This puzzled the team, and they arrived at a fascinating explanation: the source of the liquid water was a glacier that melted from the top down.
There's little doubt that the Martian climate was once warmer and wetter than the frozen desert the planet is today. What's less clear, however, is whether Mars had an Earthlike climate with continually flowing water for millennia, or whether it was mostly cold and icy with fleeting periods of warmth and melting.
This finding has implications beyond just this one individual crater. For this glacier to exist in the first place, Mars may not have been continuously balmy during the Noachian period. It may have, instead, been a frigid place populated with many other glaciers, and the liquid water that leaves its fingerprints in many places across the Red Planet might be from snowmelt that formed after brief moments of planetary heating.
"This [explanation] would favor a colder, potentially subfreezing Noachian climate with only transient warming.

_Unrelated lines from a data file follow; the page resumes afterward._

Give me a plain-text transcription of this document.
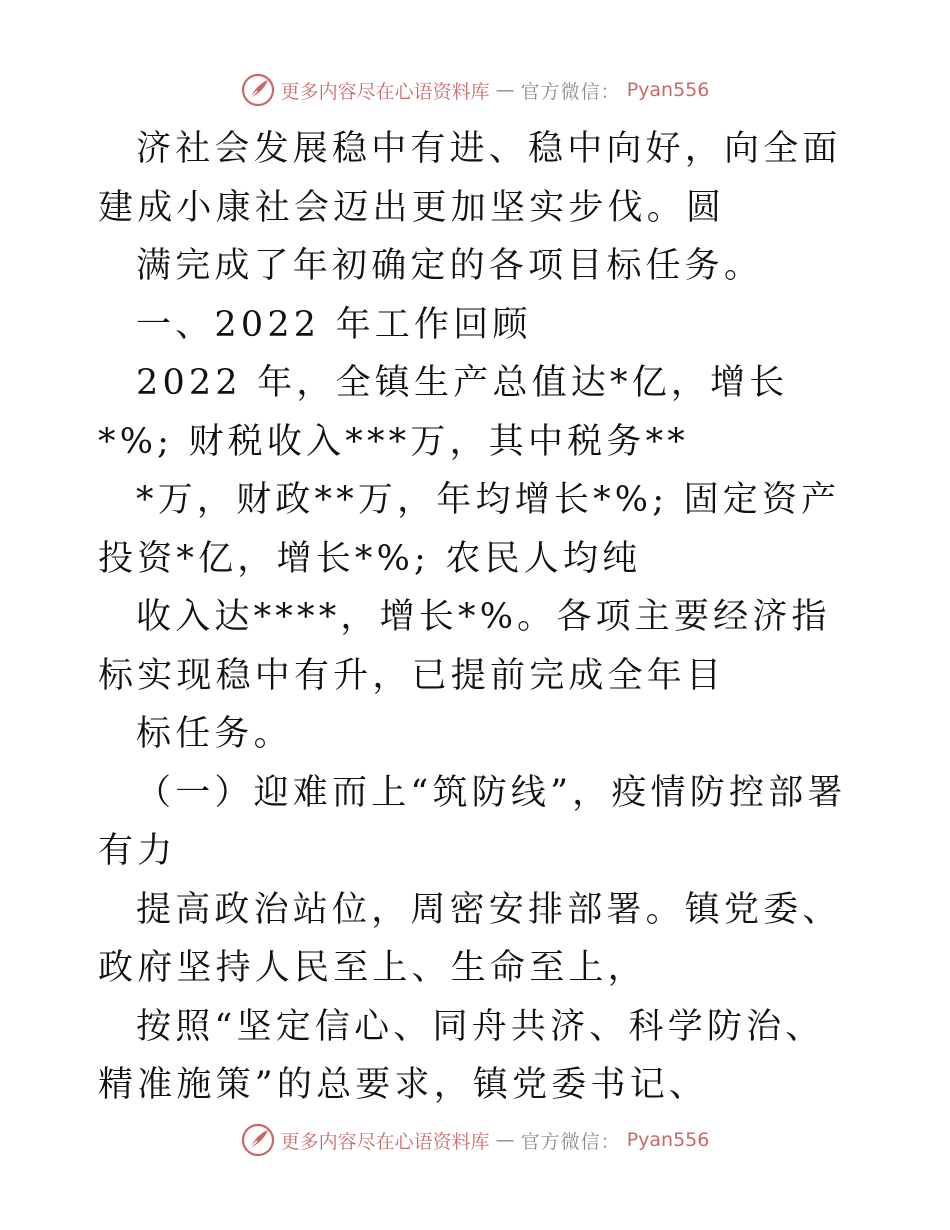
更多内容尽在心语资料库 — 官方微信： Pyan556

济社会发展稳中有进、稳中向好，向全面建成小康社会迈出更加坚实步伐。圆

满完成了年初确定的各项目标任务。

一、2022 年工作回顾

2022 年，全镇生产总值达*亿，增长*%; 财税收入***万，其中税务**

*万，财政**万，年均增长*%; 固定资产投资*亿，增长*%; 农民人均纯

收入达****，增长*%。各项主要经济指标实现稳中有升，已提前完成全年目

标任务。

（一）迎难而上“筑防线”，疫情防控部署有力

提高政治站位，周密安排部署。镇党委、政府坚持人民至上、生命至上，

按照“坚定信心、同舟共济、科学防治、精准施策”的总要求，镇党委书记、

更多内容尽在心语资料库 — 官方微信： Pyan556
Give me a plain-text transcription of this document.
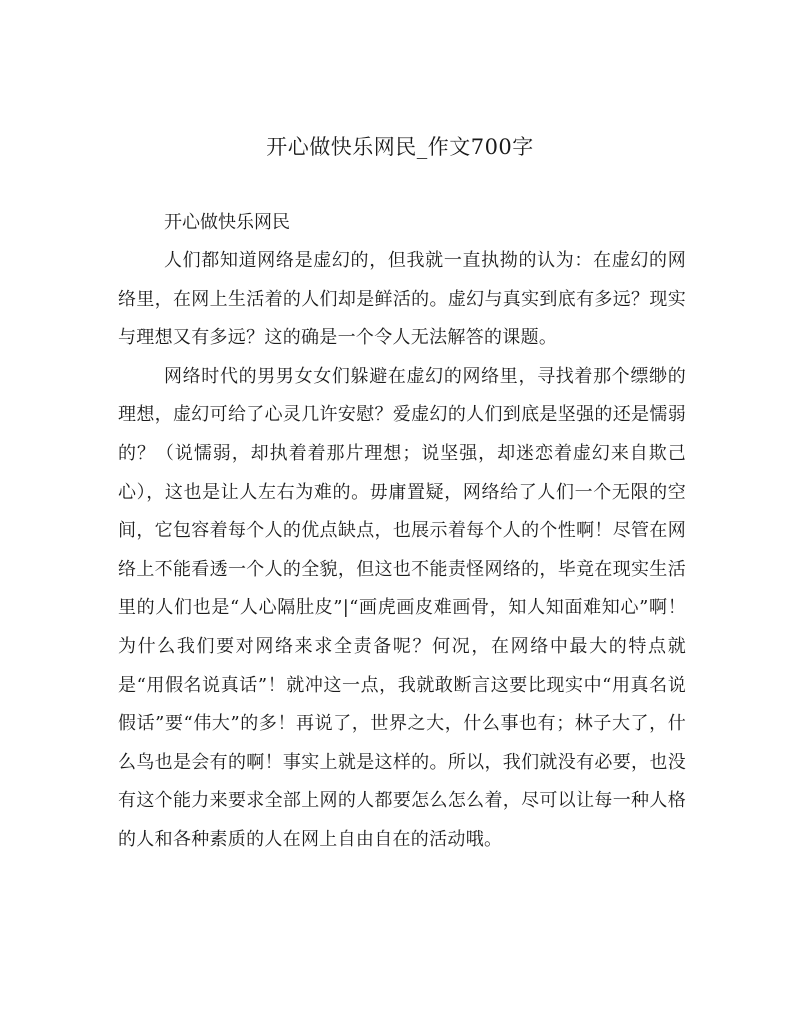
开心做快乐网民_作文700字

开心做快乐网民

人们都知道网络是虚幻的，但我就一直执拗的认为：在虚幻的网络里，在网上生活着的人们却是鲜活的。虚幻与真实到底有多远？现实与理想又有多远？这的确是一个令人无法解答的课题。

网络时代的男男女女们躲避在虚幻的网络里，寻找着那个缥缈的理想，虚幻可给了心灵几许安慰？爱虚幻的人们到底是坚强的还是懦弱的？（说懦弱，却执着着那片理想；说坚强，却迷恋着虚幻来自欺己心），这也是让人左右为难的。毋庸置疑，网络给了人们一个无限的空间，它包容着每个人的优点缺点，也展示着每个人的个性啊！尽管在网络上不能看透一个人的全貌，但这也不能责怪网络的，毕竟在现实生活里的人们也是“人心隔肚皮”|“画虎画皮难画骨，知人知面难知心”啊！为什么我们要对网络来求全责备呢？何况，在网络中最大的特点就是“用假名说真话”！就冲这一点，我就敢断言这要比现实中“用真名说假话”要“伟大”的多！再说了，世界之大，什么事也有；林子大了，什么鸟也是会有的啊！事实上就是这样的。所以，我们就没有必要，也没有这个能力来要求全部上网的人都要怎么怎么着，尽可以让每一种人格的人和各种素质的人在网上自由自在的活动哦。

Some global climate modeling studies support ambient Noachian temperatures well below freezing... with cold-based glaciation occurring in the southern highlands ... Thus, the nature of the ambient Noachian martian climate is currently debated," the study's authors wrote in their paper.
"The cold and icy scenario has been largely theoretical — something that arises from climate models," lead author and Brown Ph.D. student Ben Boatwright stated in a press release about the study. "But the evidence for glaciation we see here helps to bridge the gap between theory and observation. I think that's really the big takeaway here."
Missions like NASA's Perseverance rover may find clues that continue the discourse about Mars' ancient past. The type of lake described in this study, however, is quite different from Jezero crater, where Perseverance is currently exploring.